Não sei se a idade está chegando, mas nas férias uma das minhas terapias preferidas foi lavar o carro. Não, não foi só aquela passadinha de pano molhado ou um esguicho de água da mangueira do jardim.

Foram algumas horas com um aspirador de pó, a limpar pacientemente cada cantinho.

Na verdade, nós, seres urbanos, que perdemos tantas horas em engarrafamentos, não queremos mais parar para nada.

Exigimos o melhor resultado, pelo menor esforço. E, cada vez mais, na velocidade das teclas.

Ou seja, o carro, o computador, a cidade, na nossa fantasia, sempre vão funcionar - e não vão transbordar - por obra e graça do destino.

Rezemos!

Converso com uma amiga de longa data que me confessa entristecida: "Perdi um romance inteiro que escrevia!

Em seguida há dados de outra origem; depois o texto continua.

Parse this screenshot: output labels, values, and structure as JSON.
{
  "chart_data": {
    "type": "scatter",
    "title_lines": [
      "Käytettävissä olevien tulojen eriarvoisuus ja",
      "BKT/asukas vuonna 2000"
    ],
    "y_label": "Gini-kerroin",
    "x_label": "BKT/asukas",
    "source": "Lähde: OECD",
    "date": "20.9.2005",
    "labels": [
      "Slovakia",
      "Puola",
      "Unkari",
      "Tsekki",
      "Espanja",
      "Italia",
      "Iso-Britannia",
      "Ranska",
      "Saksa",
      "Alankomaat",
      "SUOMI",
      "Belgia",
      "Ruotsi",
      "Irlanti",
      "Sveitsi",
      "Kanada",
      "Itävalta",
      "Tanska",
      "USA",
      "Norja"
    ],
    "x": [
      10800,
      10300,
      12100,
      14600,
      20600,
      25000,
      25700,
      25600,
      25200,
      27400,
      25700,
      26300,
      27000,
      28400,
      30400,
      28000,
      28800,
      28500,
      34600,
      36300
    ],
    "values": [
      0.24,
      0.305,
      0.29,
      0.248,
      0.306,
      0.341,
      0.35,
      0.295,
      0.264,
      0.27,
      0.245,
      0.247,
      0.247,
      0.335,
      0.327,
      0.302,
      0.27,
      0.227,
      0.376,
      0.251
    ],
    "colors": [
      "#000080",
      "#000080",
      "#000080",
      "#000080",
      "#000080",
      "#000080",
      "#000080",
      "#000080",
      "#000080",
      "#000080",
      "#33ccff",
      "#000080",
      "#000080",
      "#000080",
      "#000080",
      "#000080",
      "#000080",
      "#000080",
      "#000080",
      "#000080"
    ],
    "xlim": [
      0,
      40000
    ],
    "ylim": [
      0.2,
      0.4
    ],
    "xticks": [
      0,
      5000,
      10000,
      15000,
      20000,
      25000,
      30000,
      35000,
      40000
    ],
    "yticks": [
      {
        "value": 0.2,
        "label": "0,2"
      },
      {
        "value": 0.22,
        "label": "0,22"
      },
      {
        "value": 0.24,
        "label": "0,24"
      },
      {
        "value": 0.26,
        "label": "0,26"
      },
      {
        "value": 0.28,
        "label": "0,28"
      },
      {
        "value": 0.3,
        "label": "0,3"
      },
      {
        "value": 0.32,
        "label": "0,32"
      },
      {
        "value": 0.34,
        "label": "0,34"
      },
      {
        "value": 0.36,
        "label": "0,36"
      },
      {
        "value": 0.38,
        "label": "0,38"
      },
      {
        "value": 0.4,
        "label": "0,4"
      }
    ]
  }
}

Deu um pau no HD! Que faço agora?".

O outro: "Pois justamente na hora em que eu mais precisava do PC, ele congelou!". Ou ainda: "No momento de entregar a tese, peguei um vírus e foi tudo para o espaço".

Pode parecer incrível, mas os micros adoram "aprontar" no meio da semana, justamente às quartas-feiras!

Confesso que, por temperamento, sempre fui uma pessoa avessa à manutenção. Aquela atividade chatinha de reservar uma parte do nosso precioso tempo produtivo e criativo para evitar problemas imaginários.

Mas mudei.

Tiro geralmente o final da tarde da sexta-feira para tomar algumas medidas preventivas, tais como: salvar os dados principais, organizar as pastas, deletar o que não preciso, atualizar programas (principalmente o antivírus) e gravar os arquivos dos meus sites para o disco rígido.

Uma vez por mês, desfragmentar a máquina, limpar o mouse e o gabinete por dentro. E, de ano em ano, formatar tudo e começar do zero, com o software de restauração automática (Quick Restore), que veio no meu Compaq.

Arrumo todo o escritório, jogo fora os papéis, esvazio a lata de lixo, passo um pano na mesa e preparo tudo para a semana seguinte.

Entro no sábado de alma e equipamentos "lavados".

Nem sempre consigo ser tão metódico, mas com a sequência, mesmo com algumas escapadelas, consigo evitar alguns problemas sérios, justamente naquele momento crítico, no qual preciso dele trabalhando 100% redondinho.

A grande diferença foi encarar a conservação como algo prazeroso. Fazê-la uma atividade criativa - eis a mágica!

Procuro, assim, a cada semana, aprimorar a rotina: pesquisar novas ferramentas, avaliar se realmente preciso de todos os dados que estou a salvar, analisar quais as listas de discussão ou boletim online, que já não quero mais assinar.

Sob essa ótica, observo nossa cidade - depois de um mês distante. E, na verdade, os grandes problemas, tais como enchentes, o surto de dengue, a poluição dos rios e lagoas, o lixo urbano, entre outros, não se resolvem na emergência.

É necessário adotar um trabalho continuado de manutenção criativa e envolver os cidadãos nesse processo.

Nada se resolve sem isso. Mas, infelizmente, esse esforço silencioso e planejado não elege ninguém.

O que fazemos, com essa nossa formação cada vez mais imediatista, é dar o "boot" quando tudo congela, xingar todo mundo e colocar todo o problema na pobre máquina.